Doğrusunu isterseniz bu ani ve gereksiz samimiyetin nedenini ben de sizler gibi anlayamadım.
Hafızamda hiçbir zaman unutamayacağım iki anı var.
Birincisi; TBMM Genel Kurulunda Deniz Baykal konuşuyor. Hükümete ayrılan yerde oturan Başbakan Erdoğan'ın aniden sinirlenerek, sessiz bir şekilde Baykal'a 'ana-avrat' küfür ettiği dudaklarından net olarak okunuyordu…
İkincisi; 6 Mayıs 2010 tarihinde Deniz Baykal'ın kaseti yayınlandı ve CHP Genel Başkanlığını bırakmak zorunda kaldı. Sonra ki günlerde Başbakan Erdoğan'ın 'Eşini aldatanları mağdur olarak göremeyiz, Zaten Sayın Genel Başkanın parlamentoya da gelip gittiği yok. Biz orada Anayasa ile uğraşırken o başka yerlerdeydi' dediği ve seçim meydanlarında, insanların özel hayatlarını afişe ettiği konuşmalar hatırlardadır.. Bülent Arınç ise 'Aşüfte' diyerek, işi hakarete kadar vardırdı.
Çok sayıdaki çirkin olaylardan sonra can ciğer kuzu sarması olabilmek için insanda nasıl bir mide yapısı gerektiğini araştırırken, gerçeği birdenbire buldum;
Sebep, Romantizm idi… Türk Milletinin genlerinde bulunan 'Romantizm' duygusu, Erdoğan ve Baykal'da patlama yapmıştı.
Elin Gavurunun, tango yaparken ağzında tuttuğu Gül'ü, biz boşuna mı kasap dükkanının vitrinindeki koyunun kıçına takıyoruz?
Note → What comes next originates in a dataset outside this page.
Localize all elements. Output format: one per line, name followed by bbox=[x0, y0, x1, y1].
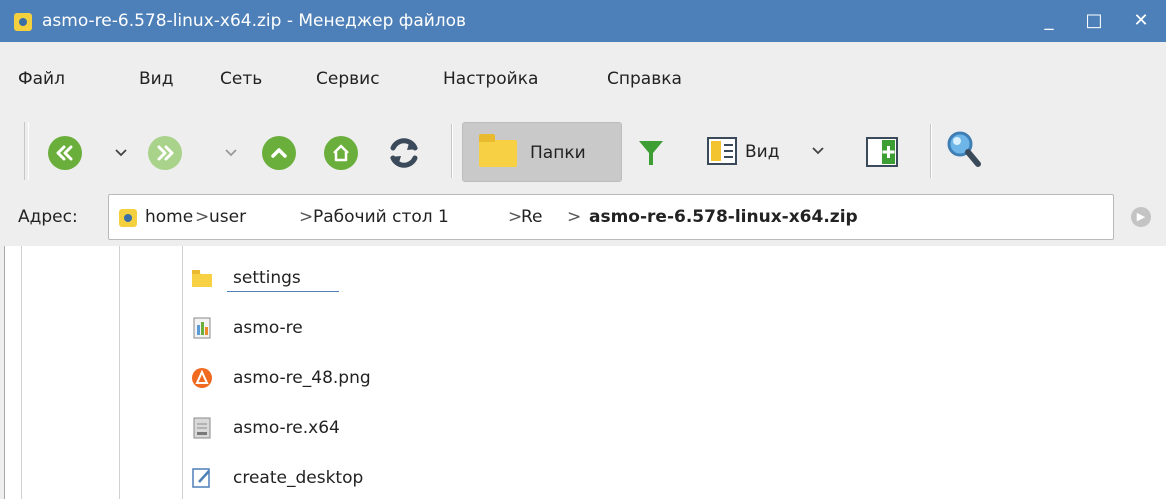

Romantik milletiz vesselam. Önce küfür ederiz, hakaret ederiz, aşağılarız sonra ufak bir apandisit ameliyatı, hoop sarmaş dolaş, yanak yanağa…

YİNE VE YENİDEN VİZE KALKTI
Akşam köy kahvesi kalabalık. Kahvedekiler televizyon seyrediyorlar,
Başbakan Erdoğan ekranlarda konuşuyordu;
'Vizeleri kaldırma operasyonumuz devam ediyor. En son Ukrayna ile vizeleri kaldırdık. Artık Ankara'da Büyükelçilik önlerinde karda-kışta günlerce beklemek yok. Pasaportu eline alan derhal Ukrayna'ya-Rusya'ya gidebilir. Bu ayıbı bizim iktidarımız kaldırmıştır' diyordu.
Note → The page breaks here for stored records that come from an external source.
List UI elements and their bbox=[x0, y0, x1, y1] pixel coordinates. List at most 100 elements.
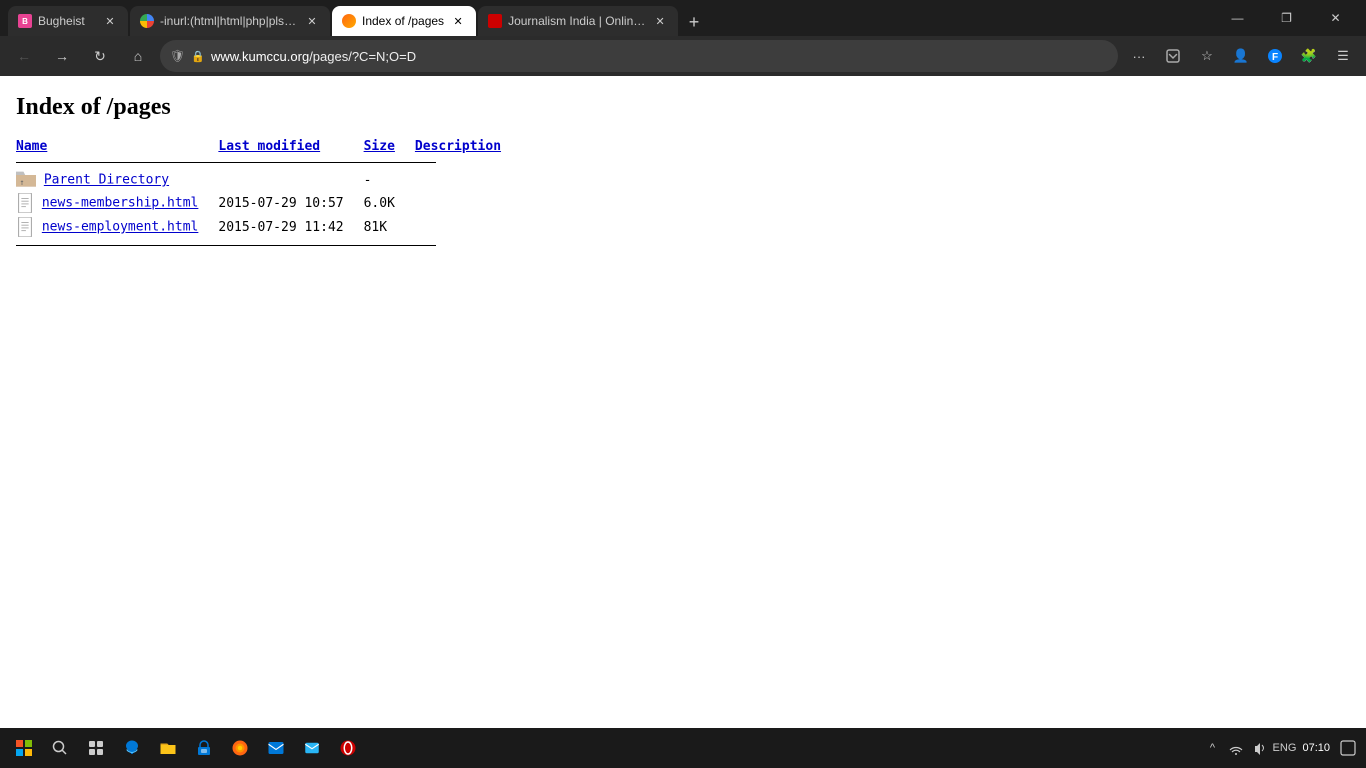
new-tab-button[interactable]: + bbox=[680, 8, 708, 36]
taskbar-opera[interactable] bbox=[332, 732, 364, 764]
taskbar-store[interactable] bbox=[188, 732, 220, 764]
address-text: www.kumccu.org/pages/?C=N;O=D bbox=[211, 49, 1108, 64]
bugheist-favicon: B bbox=[18, 14, 32, 28]
tab-close-journalism[interactable]: ✕ bbox=[652, 13, 668, 29]
taskbar-search[interactable] bbox=[44, 732, 76, 764]
notification-icon[interactable] bbox=[1338, 738, 1358, 758]
svg-text:↑: ↑ bbox=[19, 177, 24, 187]
file2-modified: 2015-07-29 11:42 bbox=[218, 215, 363, 239]
file2-name-cell: news-employment.html bbox=[16, 215, 218, 239]
more-button[interactable]: ··· bbox=[1124, 41, 1154, 71]
parent-directory-link[interactable]: Parent Directory bbox=[44, 173, 169, 188]
table-row: ↑ Parent Directory - bbox=[16, 169, 521, 191]
parent-dir-modified bbox=[218, 169, 363, 191]
svg-text:F: F bbox=[1272, 52, 1278, 63]
tab-close-bugheist[interactable]: ✕ bbox=[102, 13, 118, 29]
system-tray: ^ ENG bbox=[1202, 738, 1294, 758]
tab-title-journalism: Journalism India | Online Journ... bbox=[508, 14, 646, 28]
title-bar: B Bugheist ✕ -inurl:(html|html|php|pls|t… bbox=[0, 0, 1366, 36]
file1-modified: 2015-07-29 10:57 bbox=[218, 191, 363, 215]
footer-hr bbox=[16, 245, 436, 246]
table-row: news-membership.html 2015-07-29 10:57 6.… bbox=[16, 191, 521, 215]
nav-bar: ← → ↻ ⌂ 🛡 🔒 www.kumccu.org/pages/?C=N;O=… bbox=[0, 36, 1366, 76]
taskbar-file-explorer[interactable] bbox=[152, 732, 184, 764]
taskbar-firefox[interactable] bbox=[224, 732, 256, 764]
file1-size: 6.0K bbox=[364, 191, 415, 215]
taskbar-outlook[interactable] bbox=[260, 732, 292, 764]
page-content: Index of /pages Name Last modified Size … bbox=[0, 76, 1366, 728]
directory-table: Name Last modified Size Description bbox=[16, 137, 521, 252]
header-separator-row bbox=[16, 156, 521, 169]
bookmark-icon[interactable]: ☆ bbox=[1192, 41, 1222, 71]
back-button[interactable]: ← bbox=[8, 40, 40, 72]
tab-title-google: -inurl:(html|html|php|pls|txt) in... bbox=[160, 14, 298, 28]
tab-title-bugheist: Bugheist bbox=[38, 14, 96, 28]
footer-separator-row bbox=[16, 239, 521, 252]
taskbar-edge[interactable] bbox=[116, 732, 148, 764]
network-icon[interactable] bbox=[1226, 738, 1246, 758]
google-favicon bbox=[140, 14, 154, 28]
language-indicator[interactable]: ENG bbox=[1274, 738, 1294, 758]
hamburger-menu[interactable]: ☰ bbox=[1328, 41, 1358, 71]
language-text: ENG bbox=[1273, 742, 1297, 754]
sort-desc-link[interactable]: Description bbox=[415, 139, 501, 154]
address-domain: www.kumccu.org bbox=[211, 49, 309, 64]
taskbar-task-view[interactable] bbox=[80, 732, 112, 764]
maximize-button[interactable]: ❐ bbox=[1264, 0, 1309, 36]
sort-modified-link[interactable]: Last modified bbox=[218, 139, 320, 154]
start-button[interactable] bbox=[8, 732, 40, 764]
document-icon bbox=[16, 217, 34, 237]
table-header-row: Name Last modified Size Description bbox=[16, 137, 521, 156]
close-button[interactable]: ✕ bbox=[1313, 0, 1358, 36]
extensions-icon[interactable]: 🧩 bbox=[1294, 41, 1324, 71]
parent-dir-size: - bbox=[364, 169, 415, 191]
col-header-modified: Last modified bbox=[218, 137, 363, 156]
tab-google[interactable]: -inurl:(html|html|php|pls|txt) in... ✕ bbox=[130, 6, 330, 36]
tray-expand[interactable]: ^ bbox=[1202, 738, 1222, 758]
user-account-icon[interactable]: 👤 bbox=[1226, 41, 1256, 71]
file2-link[interactable]: news-employment.html bbox=[42, 220, 199, 235]
tab-title-index: Index of /pages bbox=[362, 14, 444, 28]
sort-size-link[interactable]: Size bbox=[364, 139, 395, 154]
reload-button[interactable]: ↻ bbox=[84, 40, 116, 72]
nav-right-icons: ··· ☆ 👤 F 🧩 ☰ bbox=[1124, 41, 1358, 71]
tab-index[interactable]: Index of /pages ✕ bbox=[332, 6, 476, 36]
tab-journalism[interactable]: Journalism India | Online Journ... ✕ bbox=[478, 6, 678, 36]
page-title: Index of /pages bbox=[16, 94, 1350, 121]
file2-size: 81K bbox=[364, 215, 415, 239]
header-hr bbox=[16, 162, 436, 163]
window-controls: — ❐ ✕ bbox=[1215, 0, 1358, 36]
folder-up-icon: ↑ bbox=[16, 171, 36, 189]
shield-icon: 🛡 bbox=[170, 49, 185, 63]
document-icon bbox=[16, 193, 34, 213]
table-row: news-employment.html 2015-07-29 11:42 81… bbox=[16, 215, 521, 239]
tabs-container: B Bugheist ✕ -inurl:(html|html|php|pls|t… bbox=[8, 0, 1207, 36]
file1-link[interactable]: news-membership.html bbox=[42, 196, 199, 211]
pocket-icon[interactable] bbox=[1158, 41, 1188, 71]
address-bar[interactable]: 🛡 🔒 www.kumccu.org/pages/?C=N;O=D bbox=[160, 40, 1118, 72]
address-path: /pages/?C=N;O=D bbox=[309, 49, 416, 64]
clock[interactable]: 07:10 bbox=[1302, 741, 1330, 755]
sort-name-link[interactable]: Name bbox=[16, 139, 47, 154]
windows-logo-icon bbox=[16, 740, 32, 756]
file2-desc bbox=[415, 215, 521, 239]
taskbar-mail[interactable] bbox=[296, 732, 328, 764]
minimize-button[interactable]: — bbox=[1215, 0, 1260, 36]
home-button[interactable]: ⌂ bbox=[122, 40, 154, 72]
tab-bugheist[interactable]: B Bugheist ✕ bbox=[8, 6, 128, 36]
parent-dir-desc bbox=[415, 169, 521, 191]
lock-icon: 🔒 bbox=[191, 50, 205, 63]
col-header-name: Name bbox=[16, 137, 218, 156]
taskbar: ^ ENG bbox=[0, 728, 1366, 768]
tab-close-google[interactable]: ✕ bbox=[304, 13, 320, 29]
firefox-favicon bbox=[342, 14, 356, 28]
col-header-size: Size bbox=[364, 137, 415, 156]
file1-desc bbox=[415, 191, 521, 215]
forward-button[interactable]: → bbox=[46, 40, 78, 72]
firefox-sync-icon[interactable]: F bbox=[1260, 41, 1290, 71]
time-display: 07:10 bbox=[1302, 741, 1330, 755]
volume-icon[interactable] bbox=[1250, 738, 1270, 758]
browser-window: B Bugheist ✕ -inurl:(html|html|php|pls|t… bbox=[0, 0, 1366, 768]
tab-close-index[interactable]: ✕ bbox=[450, 13, 466, 29]
col-header-description: Description bbox=[415, 137, 521, 156]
Bunu duyan 80 yaşındaki Recep Dayı, yerinden kalkarak oynamaya başladı, bir yandan da bağırıyordu;
'Yaşşa be Tayyip, iyi ki vizeleri kaldırdın…'
Recep Dayı'nın asker arkadaşı Keşanlı Erdoğan Çavuş oturduğu yerden;
'Otur Recep otur, vizeler kalkınca her şey kalkacak mı sandın, otur yerine'

ABDESTLİ BASIN
Fransa Cumhurbaşkanı Sarkozy, Cumhurbaşkanı Gül'ün telefon ile görüşme talebini kabul etmedi.
Bu olay, Sarkozy'nin Devlet Adamı olmadığının en açık kanıtıdır. Böyle bir densizlik şimdiye kadar gerçekleşmiş değildir. Tek başına bu olay bile, Türkiye'nin Fransa ile diplomatik ilişkileri gözden geçirmesi için yeterli sebeptir. Hakarete ve aşağılanmaya uğrayan sadece Abdullah Gül değil,
Türkiye Cumhuriyeti Cumhurbaşkanlığı makamıdır. AKP İktidarının bu konuda ne tepki vereceğini merakla bekliyorum.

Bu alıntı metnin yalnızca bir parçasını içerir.